Lettie | 05.04.07 - 12:40 am

Oh my gosh - you caught me totally by surprise. It's such a beautiful picture (at least it was before I knew what it was a picture of !), but I'd never have guessed... I was thinking it was some sort of pasta!!
Cathy | Homepage | 05.03.07 - 9:41 pm

Wow rowena! i love your mother-in-law's reaction to your dilemma: "Tesoro, you have enough for only one serving." here's where i have to go with my vegetarian-side, but you are brave for trying it! the finished result is beautiful!
jackie | Homepage | 05.03.07 - 4:57 pm

Hi Rowena,
I wasn't sure what was in the tray (it doesn't ring a bell seen like that), until you told us. Maybe there are foods that don't appeal, but when well prepared and seasoned, might surprise us. I'm sure that you don't get "chicken skin", when trying new foods! Take care,
barbara | Homepage | 05.03.07 - 2:36 pm

All I can say is brave, brave, brave.....goes where others fear to tread! You go girl!
Pasticciera | Homepage | 05.03.07 - 10:45 am

Holy Chickenparts!
Even if I prefer to personally reply to each comment when appropriate, all of YOU GREAT OUTSPOKEN READERS who visit this blog have really taken me by surprise! I will admit, the subject selected was fueled by impish humor, and to write for the purpose of leaving everyone speechless, (or should that be cluckless?) is something that I live for. So then, I suppose it'll be a tad blasé if I wrote my thoughts on uhm..."mountain oysters"? I am not eating chicken feet. BTW, the cockscombs were a little over 4.50 euro per/lb, or whatever is the current $ equivalent.
~rowena~ | 05.03.07 - 9:41 am

I thought it was a plate of ginger--as you find on the side of sushi platters. Hope you didn't spend a fortune on your meager 200 grams!
Poppy | 05.03.07 - 9:11 am

Sorry to say this but ewwww...lol. The colors are nice but there's no way I could eat that. Very interesting though, and very impressive you'd even try it! I wonder how the first person to eat that decided it might be tasty? hehe
stacy Simpson | Homepage | 05.03.07 - 7:22 am

The top image caught my eye first, before reading, and I wondered what kind of lovely pink and gold fruit that could possibly be. But alas . . . not fruit.

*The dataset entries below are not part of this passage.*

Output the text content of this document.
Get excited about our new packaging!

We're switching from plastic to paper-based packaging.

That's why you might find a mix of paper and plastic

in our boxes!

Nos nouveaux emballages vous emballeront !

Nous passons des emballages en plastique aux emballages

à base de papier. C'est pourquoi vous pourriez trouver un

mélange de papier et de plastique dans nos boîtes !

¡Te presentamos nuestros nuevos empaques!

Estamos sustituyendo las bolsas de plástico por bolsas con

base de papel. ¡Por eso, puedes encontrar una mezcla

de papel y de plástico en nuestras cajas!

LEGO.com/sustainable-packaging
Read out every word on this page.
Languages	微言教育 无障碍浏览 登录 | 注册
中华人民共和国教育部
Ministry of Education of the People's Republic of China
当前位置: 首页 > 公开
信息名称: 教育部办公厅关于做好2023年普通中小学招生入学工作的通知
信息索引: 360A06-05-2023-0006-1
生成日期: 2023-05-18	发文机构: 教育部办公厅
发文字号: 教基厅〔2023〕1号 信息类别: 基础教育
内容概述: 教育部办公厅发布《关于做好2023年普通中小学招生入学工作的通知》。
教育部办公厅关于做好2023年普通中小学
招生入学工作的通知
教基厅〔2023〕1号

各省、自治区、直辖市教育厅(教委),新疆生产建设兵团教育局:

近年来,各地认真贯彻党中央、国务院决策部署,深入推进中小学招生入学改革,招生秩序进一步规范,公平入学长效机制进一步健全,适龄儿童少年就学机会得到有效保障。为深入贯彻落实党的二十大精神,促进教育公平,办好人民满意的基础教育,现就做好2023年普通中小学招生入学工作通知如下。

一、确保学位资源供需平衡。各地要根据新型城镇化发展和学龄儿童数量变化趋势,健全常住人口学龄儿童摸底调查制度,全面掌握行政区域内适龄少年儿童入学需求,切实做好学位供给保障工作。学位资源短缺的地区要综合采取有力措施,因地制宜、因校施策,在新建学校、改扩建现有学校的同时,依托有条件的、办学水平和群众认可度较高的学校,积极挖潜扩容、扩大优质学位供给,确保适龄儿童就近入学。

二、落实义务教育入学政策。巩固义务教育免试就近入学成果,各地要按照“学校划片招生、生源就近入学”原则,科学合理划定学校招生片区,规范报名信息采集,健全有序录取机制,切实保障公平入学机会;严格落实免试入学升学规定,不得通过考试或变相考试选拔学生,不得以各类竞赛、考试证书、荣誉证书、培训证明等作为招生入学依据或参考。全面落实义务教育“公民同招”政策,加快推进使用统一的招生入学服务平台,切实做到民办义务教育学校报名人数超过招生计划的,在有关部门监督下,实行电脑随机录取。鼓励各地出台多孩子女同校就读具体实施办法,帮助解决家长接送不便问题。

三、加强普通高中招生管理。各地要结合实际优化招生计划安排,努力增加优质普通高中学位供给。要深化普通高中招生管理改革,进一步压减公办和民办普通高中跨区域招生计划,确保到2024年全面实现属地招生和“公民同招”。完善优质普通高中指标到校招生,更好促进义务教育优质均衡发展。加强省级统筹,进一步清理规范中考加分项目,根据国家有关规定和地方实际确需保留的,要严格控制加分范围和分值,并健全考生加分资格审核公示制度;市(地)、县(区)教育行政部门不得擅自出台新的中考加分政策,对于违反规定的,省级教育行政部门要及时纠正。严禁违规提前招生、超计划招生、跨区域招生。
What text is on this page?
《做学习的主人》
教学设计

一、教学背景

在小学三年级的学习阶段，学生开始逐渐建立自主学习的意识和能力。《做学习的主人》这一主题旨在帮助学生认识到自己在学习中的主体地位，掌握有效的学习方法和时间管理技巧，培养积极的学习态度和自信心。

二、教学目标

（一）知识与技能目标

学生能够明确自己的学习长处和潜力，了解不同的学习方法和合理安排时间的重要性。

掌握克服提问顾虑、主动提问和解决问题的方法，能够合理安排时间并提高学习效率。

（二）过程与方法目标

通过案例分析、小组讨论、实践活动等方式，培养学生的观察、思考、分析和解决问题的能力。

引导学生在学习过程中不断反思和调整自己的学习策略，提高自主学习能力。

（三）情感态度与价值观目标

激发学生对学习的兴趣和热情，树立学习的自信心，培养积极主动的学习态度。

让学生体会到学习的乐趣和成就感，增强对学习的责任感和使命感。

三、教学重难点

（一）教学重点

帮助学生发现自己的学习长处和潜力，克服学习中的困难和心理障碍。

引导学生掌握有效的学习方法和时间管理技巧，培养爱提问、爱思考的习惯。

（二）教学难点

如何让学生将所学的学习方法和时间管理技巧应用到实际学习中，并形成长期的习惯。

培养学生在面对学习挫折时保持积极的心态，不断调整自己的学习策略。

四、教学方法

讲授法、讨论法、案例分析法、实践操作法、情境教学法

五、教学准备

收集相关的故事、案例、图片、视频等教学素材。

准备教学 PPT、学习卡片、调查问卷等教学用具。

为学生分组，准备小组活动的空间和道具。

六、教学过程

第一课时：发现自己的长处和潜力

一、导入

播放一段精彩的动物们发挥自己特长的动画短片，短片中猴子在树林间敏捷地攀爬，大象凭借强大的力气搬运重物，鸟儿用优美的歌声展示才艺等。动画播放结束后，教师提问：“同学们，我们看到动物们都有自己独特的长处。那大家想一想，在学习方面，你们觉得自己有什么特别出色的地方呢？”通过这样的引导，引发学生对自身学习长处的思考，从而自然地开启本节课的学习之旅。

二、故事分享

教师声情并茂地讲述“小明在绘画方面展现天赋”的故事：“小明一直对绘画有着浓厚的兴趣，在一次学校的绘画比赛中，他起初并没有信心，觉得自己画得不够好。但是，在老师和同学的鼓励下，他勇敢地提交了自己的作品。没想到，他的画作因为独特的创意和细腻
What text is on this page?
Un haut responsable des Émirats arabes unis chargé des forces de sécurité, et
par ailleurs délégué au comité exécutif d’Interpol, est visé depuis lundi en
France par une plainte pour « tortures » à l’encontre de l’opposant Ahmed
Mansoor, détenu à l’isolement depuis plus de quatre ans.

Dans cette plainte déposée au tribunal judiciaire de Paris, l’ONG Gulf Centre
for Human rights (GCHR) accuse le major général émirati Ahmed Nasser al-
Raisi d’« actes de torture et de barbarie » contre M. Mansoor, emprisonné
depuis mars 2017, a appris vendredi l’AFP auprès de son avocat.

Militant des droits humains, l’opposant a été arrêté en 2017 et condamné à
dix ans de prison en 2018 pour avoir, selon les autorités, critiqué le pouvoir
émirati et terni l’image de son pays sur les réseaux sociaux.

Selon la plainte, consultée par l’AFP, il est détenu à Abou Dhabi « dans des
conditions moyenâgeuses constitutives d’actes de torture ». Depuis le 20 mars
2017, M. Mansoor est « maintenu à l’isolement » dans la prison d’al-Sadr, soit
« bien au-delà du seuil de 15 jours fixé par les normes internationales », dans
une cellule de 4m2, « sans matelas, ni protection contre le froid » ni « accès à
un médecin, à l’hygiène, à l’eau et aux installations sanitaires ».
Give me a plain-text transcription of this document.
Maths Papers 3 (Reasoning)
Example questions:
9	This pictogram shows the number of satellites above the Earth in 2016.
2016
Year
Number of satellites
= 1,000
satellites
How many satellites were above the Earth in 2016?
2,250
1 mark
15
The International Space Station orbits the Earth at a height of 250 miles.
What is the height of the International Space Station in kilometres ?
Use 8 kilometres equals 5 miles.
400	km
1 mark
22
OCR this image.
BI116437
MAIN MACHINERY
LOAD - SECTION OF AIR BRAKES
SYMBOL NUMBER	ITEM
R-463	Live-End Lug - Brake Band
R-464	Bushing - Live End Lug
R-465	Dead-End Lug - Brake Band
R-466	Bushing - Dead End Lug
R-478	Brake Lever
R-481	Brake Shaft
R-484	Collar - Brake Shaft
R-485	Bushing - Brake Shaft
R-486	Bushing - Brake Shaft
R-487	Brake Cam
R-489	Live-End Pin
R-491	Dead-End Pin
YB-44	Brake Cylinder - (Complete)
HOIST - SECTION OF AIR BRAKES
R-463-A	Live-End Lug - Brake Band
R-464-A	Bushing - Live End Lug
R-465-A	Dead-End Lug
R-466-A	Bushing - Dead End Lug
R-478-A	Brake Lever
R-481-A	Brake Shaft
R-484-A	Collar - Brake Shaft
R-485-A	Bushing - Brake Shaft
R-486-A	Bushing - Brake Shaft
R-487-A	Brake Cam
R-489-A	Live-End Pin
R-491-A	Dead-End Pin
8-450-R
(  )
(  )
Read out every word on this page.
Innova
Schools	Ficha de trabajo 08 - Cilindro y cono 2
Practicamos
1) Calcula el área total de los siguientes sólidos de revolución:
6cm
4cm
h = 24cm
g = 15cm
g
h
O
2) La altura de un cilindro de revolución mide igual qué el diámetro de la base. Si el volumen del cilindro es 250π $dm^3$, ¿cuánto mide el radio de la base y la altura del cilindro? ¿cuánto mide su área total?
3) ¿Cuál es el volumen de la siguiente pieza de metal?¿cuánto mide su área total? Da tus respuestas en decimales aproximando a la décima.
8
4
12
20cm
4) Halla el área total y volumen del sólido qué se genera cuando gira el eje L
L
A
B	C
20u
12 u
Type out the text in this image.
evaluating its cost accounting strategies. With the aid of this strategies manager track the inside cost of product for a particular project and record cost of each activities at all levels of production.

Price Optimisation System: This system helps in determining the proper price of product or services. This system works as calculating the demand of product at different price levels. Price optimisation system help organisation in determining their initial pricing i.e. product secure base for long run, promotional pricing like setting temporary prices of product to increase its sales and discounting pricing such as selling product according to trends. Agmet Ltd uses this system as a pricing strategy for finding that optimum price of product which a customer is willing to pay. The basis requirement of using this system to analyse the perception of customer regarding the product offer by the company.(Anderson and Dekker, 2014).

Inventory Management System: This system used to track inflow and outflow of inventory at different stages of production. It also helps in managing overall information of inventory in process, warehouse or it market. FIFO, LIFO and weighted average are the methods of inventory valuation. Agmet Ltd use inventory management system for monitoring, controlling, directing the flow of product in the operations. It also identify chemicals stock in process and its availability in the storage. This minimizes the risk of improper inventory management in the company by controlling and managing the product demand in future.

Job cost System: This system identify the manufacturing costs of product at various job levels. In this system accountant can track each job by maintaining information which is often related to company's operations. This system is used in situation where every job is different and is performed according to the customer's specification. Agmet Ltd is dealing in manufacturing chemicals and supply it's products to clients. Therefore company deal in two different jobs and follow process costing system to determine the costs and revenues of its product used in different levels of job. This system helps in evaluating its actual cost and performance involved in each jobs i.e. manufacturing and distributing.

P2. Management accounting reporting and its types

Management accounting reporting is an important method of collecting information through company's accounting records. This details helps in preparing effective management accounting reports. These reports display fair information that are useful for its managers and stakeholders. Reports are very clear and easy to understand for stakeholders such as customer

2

This post made me laugh. Thanks for having such great humor about a dish you clearly didn't love.
Christina | Homepage | 05.03.07 - 6:55 am

If i'm not mistaken, i saw a show about adrian fera cooked cookscomb in his restaurant, El Bulli in PBS series, Gourmet Diary of a Foodie. Very interesting, but like you i can't get past the visual! Though, i don't mind eating duck feet's skin, duck's tongue!
eliza | Homepage | 05.03.07 - 6:13 am

Cockscomb seems weird.. Perhaps you could give it another shot and buy enough cockscomb to try your mother-in-law's method. :-) Would be interesting to know about a new dish.
piccola | 05.03.07 - 4:36 am

Fascinating! I had no idea one could even eat cockscombs, although I don't know why not... many other "parts" are consumed by various cultures. They look lovely...but not quite sure they'd be my thing.
Carla | Homepage | 05.03.07 - 12:38 am

rowena, that photo of gallina thingys looks like a great canadian autumn day! but oh my god i, i, think i'm gonna be si.... and let me guess.... it tastes like chicken lol!
whozyerdanny | 05.02.07 - 11:52 pm

It's a beautiful photo but a disgusting image if you know what I mean! I don't think I could eat those either.
Sara, Ms. Adventures in Italy | Homepage | 05.02.07 - 2:26 pm

Eww, please don't tell me when you serve this one to me..that way I'll eat it.